This Feminist Gamer Bingo card is probably the best thing I’ve found on the Internet all week.
Source: Rants of a Gamer Girl: Feminist Gamer Bingo!
Last week, Jill at I Blame the Patriarchy, the number one patriarchy blaming blog on the blogosphere, encouraged her readers to share their stories about how they went from feminism-lite to radical feminism. Even if you don’t consider yourself a radical feminist, the stories are fascinating.
So, what’s your take? Did you slog through an embarrassing funfeminist phase? What turned you around? Is funfeminism a necessary step on the road to truth, beauty, and militancy? Give us your anecdote.
Anecdote Mania at I Blame the Patriarchy
Finally, Mary Tracy nails the weird, squishy, uncomfortable feeling I’ve been having about the Slut Walk protests.

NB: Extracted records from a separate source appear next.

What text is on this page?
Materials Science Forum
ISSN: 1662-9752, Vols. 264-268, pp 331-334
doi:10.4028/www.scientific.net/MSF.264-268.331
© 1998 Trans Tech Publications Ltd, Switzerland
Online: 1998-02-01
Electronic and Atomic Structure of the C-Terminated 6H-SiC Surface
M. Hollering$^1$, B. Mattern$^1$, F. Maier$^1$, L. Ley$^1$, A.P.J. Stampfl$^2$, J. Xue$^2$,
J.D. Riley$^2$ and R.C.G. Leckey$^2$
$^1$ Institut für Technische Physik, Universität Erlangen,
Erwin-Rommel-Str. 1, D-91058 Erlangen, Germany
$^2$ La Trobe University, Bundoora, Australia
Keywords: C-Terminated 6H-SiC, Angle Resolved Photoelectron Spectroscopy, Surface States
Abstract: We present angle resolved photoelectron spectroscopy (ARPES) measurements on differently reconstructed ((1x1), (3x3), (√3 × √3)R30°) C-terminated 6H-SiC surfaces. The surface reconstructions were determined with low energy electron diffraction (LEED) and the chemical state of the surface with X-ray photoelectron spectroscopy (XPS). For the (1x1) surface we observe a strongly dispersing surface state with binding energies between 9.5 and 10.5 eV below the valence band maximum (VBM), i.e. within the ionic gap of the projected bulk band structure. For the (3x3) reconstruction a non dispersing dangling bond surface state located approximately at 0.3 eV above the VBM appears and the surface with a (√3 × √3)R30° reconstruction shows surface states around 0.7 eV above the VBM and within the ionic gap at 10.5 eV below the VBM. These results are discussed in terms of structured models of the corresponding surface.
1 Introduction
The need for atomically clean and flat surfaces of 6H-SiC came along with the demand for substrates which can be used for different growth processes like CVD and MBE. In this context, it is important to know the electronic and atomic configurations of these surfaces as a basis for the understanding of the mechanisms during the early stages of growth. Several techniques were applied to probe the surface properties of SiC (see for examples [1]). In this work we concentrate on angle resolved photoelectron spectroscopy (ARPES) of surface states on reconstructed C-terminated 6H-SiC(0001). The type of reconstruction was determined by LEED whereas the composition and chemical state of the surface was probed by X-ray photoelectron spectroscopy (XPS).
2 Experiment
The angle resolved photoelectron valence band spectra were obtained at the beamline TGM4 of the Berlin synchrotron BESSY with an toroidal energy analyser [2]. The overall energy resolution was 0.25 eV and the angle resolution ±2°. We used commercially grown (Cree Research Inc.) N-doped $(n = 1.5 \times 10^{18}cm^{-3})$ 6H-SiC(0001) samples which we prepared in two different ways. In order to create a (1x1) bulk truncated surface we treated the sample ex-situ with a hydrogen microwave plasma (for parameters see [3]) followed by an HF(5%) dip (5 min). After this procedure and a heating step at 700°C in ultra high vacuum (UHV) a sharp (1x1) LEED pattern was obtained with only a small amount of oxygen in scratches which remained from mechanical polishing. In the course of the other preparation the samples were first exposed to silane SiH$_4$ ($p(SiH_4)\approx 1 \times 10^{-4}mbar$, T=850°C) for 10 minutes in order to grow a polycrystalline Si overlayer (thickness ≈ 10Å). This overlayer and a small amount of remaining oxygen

Anti-slut-shaming protests are good, challenging rape culture is good, so why do I have such mixed feelings about the Slut Walk? This is part of why:
Feminism is not a brand. We are not in it for the fame and fortune. We do not gain public support by increasing our visibility at all costs. This is not viral advertising. We don’t even need public support: a small but deeply committed group of women can achieve far more than a disperse group who get together once a year to march and wave banners.
A radical political movement doesn’t create change by bringing the majority on board. Rather, we get on with the work, and watch how the majority, eventually, joins in. That’s the way it has always worked. But by sacrificing our goals in the name of visibility, we are getting neither a group large enough to force change through Parliament nor a deeply committed small group of women.